If there was a substantial difference, I think the market could support it. There just... isn't.
That's one reason why the whole console/computer paradigm is falling apart. There was a time when each system had its unique genres and strengths--computers had RTSs, simulation games, and adventure games, each console had its own strengths (SNES, PS1, and PS2 were where to go for JRPGs in their respective gens), and so on. Some of these were just the technology that they favored--early computers didn't have great smooth-scrolling graphics and it was unwise to bet on good sound either. Unless you had an expensive SoundBlaster sound card) you were stuck with bad-sounding MIDIs. (Mac games had a weird way of doing sound--it sounded similar to SoundBlaster and you could play it on low-end systems without additional hardware, but it was basically different sound effects played at different pitches and lengths according to MIDIs).

The problem is over time, especially starting in Gen 7, was that these started blending together and outside of a few jealous exclusives, everything's intercompatible with each other. You no longer need a particular console to play your favorite genre.
 
Action combat in RPGs is for faggots who are too stupid to understand turn based combat - see the FF7 remake.
Or, you know, those of us who hate turn based. I want to either succeed or fail quickly, not play for 20 minutes before I finally wipe. (Probably also an unpopular opinion.)
 
Or, you know, those of us who hate turn based.
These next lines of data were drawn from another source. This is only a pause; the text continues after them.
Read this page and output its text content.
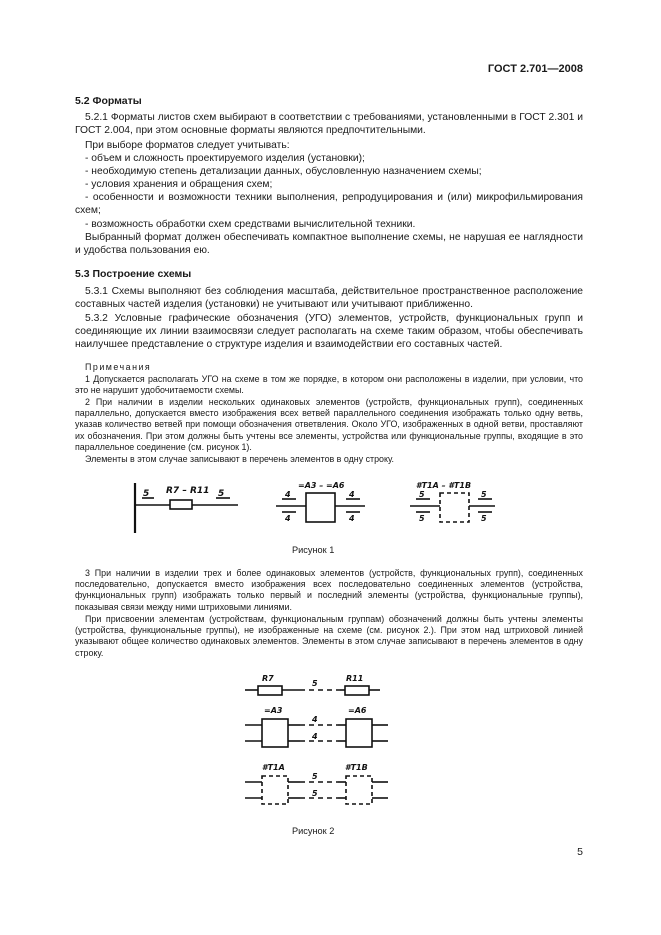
ГОСТ 2.701—2008
5.2 Форматы

5.2.1 Форматы листов схем выбирают в соответствии с требованиями, установленными в ГОСТ 2.301 и ГОСТ 2.004, при этом основные форматы являются предпочтительными.

При выборе форматов следует учитывать:

- объем и сложность проектируемого изделия (установки);

- необходимую степень детализации данных, обусловленную назначением схемы;

- условия хранения и обращения схем;

- особенности и возможности техники выполнения, репродуцирования и (или) микрофильмирования схем;

- возможность обработки схем средствами вычислительной техники.

Выбранный формат должен обеспечивать компактное выполнение схемы, не нарушая ее наглядности и удобства пользования ею.

5.3 Построение схемы

5.3.1 Схемы выполняют без соблюдения масштаба, действительное пространственное расположение составных частей изделия (установки) не учитывают или учитывают приближенно.

5.3.2 Условные графические обозначения (УГО) элементов, устройств, функциональных групп и соединяющие их линии взаимосвязи следует располагать на схеме таким образом, чтобы обеспечивать наилучшее представление о структуре изделия и взаимодействии его составных частей.

Примечания

1 Допускается располагать УГО на схеме в том же порядке, в котором они расположены в изделии, при условии, что это не нарушит удобочитаемости схемы.

2 При наличии в изделии нескольких одинаковых элементов (устройств, функциональных групп), соединенных параллельно, допускается вместо изображения всех ветвей параллельного соединения изображать только одну ветвь, указав количество ветвей при помощи обозначения ответвления. Около УГО, изображенных в одной ветви, проставляют их обозначения. При этом должны быть учтены все элементы, устройства или функциональные группы, входящие в это параллельное соединение (см. рисунок 1).

Элементы в этом случае записывают в перечень элементов в одну строку.

5 R7 – R11 5
=A3 – =A6
4
4
4
4
#T1A – #T1B
5
5
5
5
Рисунок 1

3 При наличии в изделии трех и более одинаковых элементов (устройств, функциональных групп), соединенных последовательно, допускается вместо изображения всех последовательно соединенных элементов (устройства, функциональных групп) изображать только первый и последний элементы (устройства, функциональные группы), показывая связи между ними штриховыми линиями.

При присвоении элементам (устройствам, функциональным группам) обозначений должны быть учтены элементы (устройства, функциональные группы), не изображенные на схеме (см. рисунок 2.). При этом над штриховой линией указывают общее количество одинаковых элементов. Элементы в этом случае записывают в перечень элементов в одну строку.

R7
5
R11
=A3
4
4
=A6
#T1A
5
5
#T1B
Рисунок 2
5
I want to either succeed or fail quickly, not play for 20 minutes before I finally wipe.
You mean you don't like slowly picking an option from an array of menus, waiting 20 minutes for a bunch of animations to play out, and doing it all over again?

I used to love Pokemon as a kid, but for this exact reason I can't play it anymore.
 
Dude how many anime, manga, JRPGs have their been since the fucking 1960s whose main character is some generic kid who is meant to be an audience surrogate?
I feel like we're talking about different things.

Action combat in RPGs is for faggots who are too stupid to understand turn based combat - see the FF7 remake.
I agree, but it can still be fun, I just hate it replacing TB. They should co-exist.

I used to love Pokemon as a kid, but for this exact reason I can't play it anymore.
It's pretty fast, at least if you crank the text speed up and turn off animations. More JRPGs are including fast-forward options too, especially for remasters.